Three days later, still in pain, she went to an emergency room, and doctors eventually determined she had necrotizing fasciitis caused by the flesh-devouring bacteria Aeromonas hydrophila.
Her father has written regularly since about her situation, with the psychology department at the University of West Georgia -- where Aimee had been pursuing her master's degree in psychology -- also posting online updates.
On Thursday, her father wrote on Facebook that Aimee "has finally stabilized to the point that she has not needed any ventilator assistance for over 24 hours."

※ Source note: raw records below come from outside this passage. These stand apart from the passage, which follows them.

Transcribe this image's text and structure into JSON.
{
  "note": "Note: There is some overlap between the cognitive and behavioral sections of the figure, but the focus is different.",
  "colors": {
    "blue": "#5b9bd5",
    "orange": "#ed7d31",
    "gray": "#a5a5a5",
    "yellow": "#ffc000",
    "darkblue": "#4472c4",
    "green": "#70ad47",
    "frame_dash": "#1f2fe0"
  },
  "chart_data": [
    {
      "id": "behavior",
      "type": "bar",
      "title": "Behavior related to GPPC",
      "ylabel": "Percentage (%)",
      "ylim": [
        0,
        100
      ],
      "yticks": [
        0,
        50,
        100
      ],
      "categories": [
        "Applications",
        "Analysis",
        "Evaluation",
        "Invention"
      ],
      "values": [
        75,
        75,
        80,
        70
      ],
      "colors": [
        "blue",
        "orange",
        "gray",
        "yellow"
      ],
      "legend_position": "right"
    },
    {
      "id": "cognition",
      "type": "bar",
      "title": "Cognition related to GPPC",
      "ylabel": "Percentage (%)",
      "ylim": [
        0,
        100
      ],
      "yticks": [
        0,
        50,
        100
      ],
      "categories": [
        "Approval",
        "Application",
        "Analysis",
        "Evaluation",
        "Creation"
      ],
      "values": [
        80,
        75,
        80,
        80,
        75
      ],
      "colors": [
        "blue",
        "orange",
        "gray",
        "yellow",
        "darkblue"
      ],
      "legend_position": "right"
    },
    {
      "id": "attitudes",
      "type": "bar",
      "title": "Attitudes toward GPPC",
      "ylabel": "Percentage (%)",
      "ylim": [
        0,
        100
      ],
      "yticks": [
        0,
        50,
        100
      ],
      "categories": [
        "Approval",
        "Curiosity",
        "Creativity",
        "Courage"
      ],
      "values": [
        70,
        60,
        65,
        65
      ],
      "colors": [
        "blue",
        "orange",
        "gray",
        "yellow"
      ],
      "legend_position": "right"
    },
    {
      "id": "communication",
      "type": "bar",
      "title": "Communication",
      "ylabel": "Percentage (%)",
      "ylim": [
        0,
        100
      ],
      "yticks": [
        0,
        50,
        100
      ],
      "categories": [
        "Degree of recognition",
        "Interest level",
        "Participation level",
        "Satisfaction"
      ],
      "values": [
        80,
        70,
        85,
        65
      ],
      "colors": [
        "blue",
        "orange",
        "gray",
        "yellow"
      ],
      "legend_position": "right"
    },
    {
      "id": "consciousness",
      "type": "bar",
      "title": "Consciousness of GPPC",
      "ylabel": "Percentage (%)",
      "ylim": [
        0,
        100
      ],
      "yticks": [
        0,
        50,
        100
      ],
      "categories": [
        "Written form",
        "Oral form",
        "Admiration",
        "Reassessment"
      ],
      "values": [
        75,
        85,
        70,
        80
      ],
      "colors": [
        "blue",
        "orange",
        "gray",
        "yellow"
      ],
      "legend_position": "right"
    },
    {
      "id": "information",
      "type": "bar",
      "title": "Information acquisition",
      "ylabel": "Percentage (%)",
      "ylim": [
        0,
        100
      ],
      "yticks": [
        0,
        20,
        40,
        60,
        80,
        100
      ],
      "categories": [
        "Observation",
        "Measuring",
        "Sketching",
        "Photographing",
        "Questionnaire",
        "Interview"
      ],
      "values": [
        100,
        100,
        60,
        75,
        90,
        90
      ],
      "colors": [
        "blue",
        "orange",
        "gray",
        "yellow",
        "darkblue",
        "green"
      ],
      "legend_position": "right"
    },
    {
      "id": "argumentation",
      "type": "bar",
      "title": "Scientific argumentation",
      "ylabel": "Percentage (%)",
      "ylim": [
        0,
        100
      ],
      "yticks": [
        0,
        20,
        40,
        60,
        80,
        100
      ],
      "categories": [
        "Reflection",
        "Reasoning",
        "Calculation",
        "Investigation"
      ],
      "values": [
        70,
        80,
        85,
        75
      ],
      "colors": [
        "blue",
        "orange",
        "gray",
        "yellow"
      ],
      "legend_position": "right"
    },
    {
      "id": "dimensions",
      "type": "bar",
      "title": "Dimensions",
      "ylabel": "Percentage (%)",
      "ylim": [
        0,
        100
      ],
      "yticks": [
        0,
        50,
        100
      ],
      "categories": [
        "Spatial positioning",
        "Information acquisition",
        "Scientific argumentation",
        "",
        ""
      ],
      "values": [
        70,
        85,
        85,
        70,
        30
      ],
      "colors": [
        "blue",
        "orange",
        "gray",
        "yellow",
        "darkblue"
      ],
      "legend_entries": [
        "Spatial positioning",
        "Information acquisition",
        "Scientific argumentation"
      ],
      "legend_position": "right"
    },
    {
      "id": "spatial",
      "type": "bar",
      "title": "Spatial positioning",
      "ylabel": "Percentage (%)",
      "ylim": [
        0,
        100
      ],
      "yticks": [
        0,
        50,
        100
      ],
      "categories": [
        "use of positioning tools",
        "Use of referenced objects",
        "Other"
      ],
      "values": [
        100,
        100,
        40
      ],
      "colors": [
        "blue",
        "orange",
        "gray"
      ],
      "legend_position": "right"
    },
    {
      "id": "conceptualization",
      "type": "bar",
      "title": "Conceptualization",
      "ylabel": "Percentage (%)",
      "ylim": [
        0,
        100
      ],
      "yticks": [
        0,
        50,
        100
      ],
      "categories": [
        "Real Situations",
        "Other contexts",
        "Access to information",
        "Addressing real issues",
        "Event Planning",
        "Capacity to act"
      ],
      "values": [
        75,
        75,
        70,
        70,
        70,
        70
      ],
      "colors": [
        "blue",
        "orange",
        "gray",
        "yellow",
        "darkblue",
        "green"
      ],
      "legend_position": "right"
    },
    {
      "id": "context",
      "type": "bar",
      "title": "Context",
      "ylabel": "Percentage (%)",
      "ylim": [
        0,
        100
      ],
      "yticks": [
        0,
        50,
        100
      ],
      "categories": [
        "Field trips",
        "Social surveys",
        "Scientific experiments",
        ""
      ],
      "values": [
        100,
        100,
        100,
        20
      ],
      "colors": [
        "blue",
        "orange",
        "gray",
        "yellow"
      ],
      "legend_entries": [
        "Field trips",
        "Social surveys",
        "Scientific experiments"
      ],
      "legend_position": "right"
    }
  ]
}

"Each breath is a victory. Each heart beat is a cause for celebration. When she opens her eyes, that is like a ticker tape parade down Broadway. When she mouths words, angelic hosts rejoice," Andy Copeland said. "That is what each moment is like for us."
He described several such moments from earlier in the week, including Aimee lighting up after listening to a "private concert" from a musician who'd written a song about her, waking up to talk of "treats" in the hospital and sitting up in a chair.
"When the doctors put Aimee in that chair, their expectations were to give her an hour," Andy Copeland said, elaborating on the latter milestone. "Five hours later, Aimee decided it was time to lie down. Had she been running an Olympic marathon, I think Aimee would have experienced a record-breaking, gold-medal moment."